Ama bir adam da geldi. Mezarlık tıka basa doluydu. İğne atsan düşmezdi. Ne dualar ettiler, ne telkinler verdiler. Ağlayanlar, sızlayanlar... Üzerine saatlerce Kur'an okundu. Hepsi akşam olmadan gitti. Ama adamın çığlıkları tüm mezarlığı inletiyordu. Öyle azap çekiyordu hayvanlar bile ürkmüştü... Adamın arkasında o kadar kalabalık vardı ama kabirde işine yarayacak iki tane salih ameli yokmuş... Hep kuru kalabalıkmış arkasındakiler. Okunan Kur'anlar da işe yaramadı. Zaten ameli, salih olmayana Kur'an da fayda vermiyormuş. Bunu da buraya gelince anladık... Üzerine onlarca hatim okunmuş adamlar gördük. Hepsi azapta..

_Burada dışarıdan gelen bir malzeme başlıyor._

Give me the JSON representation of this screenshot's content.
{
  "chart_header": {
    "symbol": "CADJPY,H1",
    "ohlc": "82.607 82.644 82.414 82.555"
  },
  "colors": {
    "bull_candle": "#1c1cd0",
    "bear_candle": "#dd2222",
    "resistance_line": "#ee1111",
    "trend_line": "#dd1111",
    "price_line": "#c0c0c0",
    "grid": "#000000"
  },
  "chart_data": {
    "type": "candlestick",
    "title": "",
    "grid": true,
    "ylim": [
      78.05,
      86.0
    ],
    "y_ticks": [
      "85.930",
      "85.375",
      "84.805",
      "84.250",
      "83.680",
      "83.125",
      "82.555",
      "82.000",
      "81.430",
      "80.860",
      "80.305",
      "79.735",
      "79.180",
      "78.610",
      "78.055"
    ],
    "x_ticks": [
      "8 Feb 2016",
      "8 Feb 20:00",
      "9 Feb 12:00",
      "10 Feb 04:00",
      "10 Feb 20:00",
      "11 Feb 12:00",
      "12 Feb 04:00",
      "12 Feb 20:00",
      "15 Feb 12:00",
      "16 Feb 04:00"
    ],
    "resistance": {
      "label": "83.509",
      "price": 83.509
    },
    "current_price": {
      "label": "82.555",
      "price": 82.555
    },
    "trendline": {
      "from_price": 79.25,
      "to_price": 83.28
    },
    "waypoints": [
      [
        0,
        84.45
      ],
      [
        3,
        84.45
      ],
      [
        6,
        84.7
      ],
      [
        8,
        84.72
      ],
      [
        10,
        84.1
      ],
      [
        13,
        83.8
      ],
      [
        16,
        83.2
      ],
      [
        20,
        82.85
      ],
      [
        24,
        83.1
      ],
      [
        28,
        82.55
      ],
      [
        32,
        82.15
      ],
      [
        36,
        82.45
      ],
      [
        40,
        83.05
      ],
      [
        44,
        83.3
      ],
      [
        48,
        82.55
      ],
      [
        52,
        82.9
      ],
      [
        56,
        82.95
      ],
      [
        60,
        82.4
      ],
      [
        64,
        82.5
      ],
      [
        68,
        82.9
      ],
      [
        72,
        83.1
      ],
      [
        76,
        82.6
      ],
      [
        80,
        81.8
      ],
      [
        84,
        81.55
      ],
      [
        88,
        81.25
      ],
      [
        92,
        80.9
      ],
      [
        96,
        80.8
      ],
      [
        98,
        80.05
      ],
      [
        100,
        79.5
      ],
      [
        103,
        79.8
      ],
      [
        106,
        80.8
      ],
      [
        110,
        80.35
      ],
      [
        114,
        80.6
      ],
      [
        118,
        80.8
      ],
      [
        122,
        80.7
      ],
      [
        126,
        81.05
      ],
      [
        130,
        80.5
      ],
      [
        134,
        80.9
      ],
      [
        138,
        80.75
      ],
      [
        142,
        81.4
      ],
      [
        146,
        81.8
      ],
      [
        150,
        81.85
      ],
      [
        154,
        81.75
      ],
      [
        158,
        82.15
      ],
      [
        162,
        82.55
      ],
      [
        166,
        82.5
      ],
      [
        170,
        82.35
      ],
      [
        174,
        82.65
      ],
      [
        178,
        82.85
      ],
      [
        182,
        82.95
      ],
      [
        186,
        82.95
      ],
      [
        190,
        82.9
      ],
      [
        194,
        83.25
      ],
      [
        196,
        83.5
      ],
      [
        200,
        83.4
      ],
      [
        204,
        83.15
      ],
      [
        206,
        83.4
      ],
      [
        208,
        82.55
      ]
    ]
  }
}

Ey diriler! Buralar karanlık ve soğuk! Hepiniz eninde sonunda buraya geleceksiniz. Hiç ölmeyeceğini zannedenlerin yurdudur burası...
İnanın sizin sahip olmak için kavga ettiğiniz o kadar fuzuli şeyler var ki, burada hepimizin pişmanlığı o şeyler!
Mal biriktirip yiyemeden ölenler burada.
Cimrilik yapıp malını esirgeyenler burada.
Hayırsız evlatları için gece gündüz çalışan, gurbetlerde soğuk odalarda kalanlar burada...
Burası mezarlık değil, burası pişmanlıklar diyarıdır...
Burada ilk geldiğimizde malımızı nereden kazandığımızı sordular. Nereye harcadığımızı sordular. Gençliğimizde ne yaptığımızı sordular. Namazdan sordular. Zenginlere malından soruyorlardı. Herkese dünyadaki durumlarını sordular... Herkesin hesabı günden güne değişiyordu. Aylarca hesabı bitmeyen vardı. Birkaç günde hesabı biten vardı...
Buraya diriler çok gelmez. Aslında gelmelerini isteriz. Biz de onları görünce teselli oluyoruz. Bazıları çok şanslı. Her hafta geleni var. Onun adına hayır hasenat yapıyorlar. O da burada rahat ediyor.
Keşke malımızla kalıcı işler yapsaydık diyoruz. Bir okul, bir yol, bir sağlık ocağı, bir kütüphane, bir mescit, bir aşevi... Bunları yapanların amel defteri yazılmaya devam ediyor. Hem de yüz yıl önce ölen birinin amel defteri daha kapanmamıştı burada... Ama bazıları da var ki, ölür ölmez amel defteri kapanıyordu. Arkasından bir iyilik gelmiyordu. Ne hayırlı evlat bırakmış ne kalıcı ameller yapmış ne faydalı bir ilim, bilim bırakmıştı...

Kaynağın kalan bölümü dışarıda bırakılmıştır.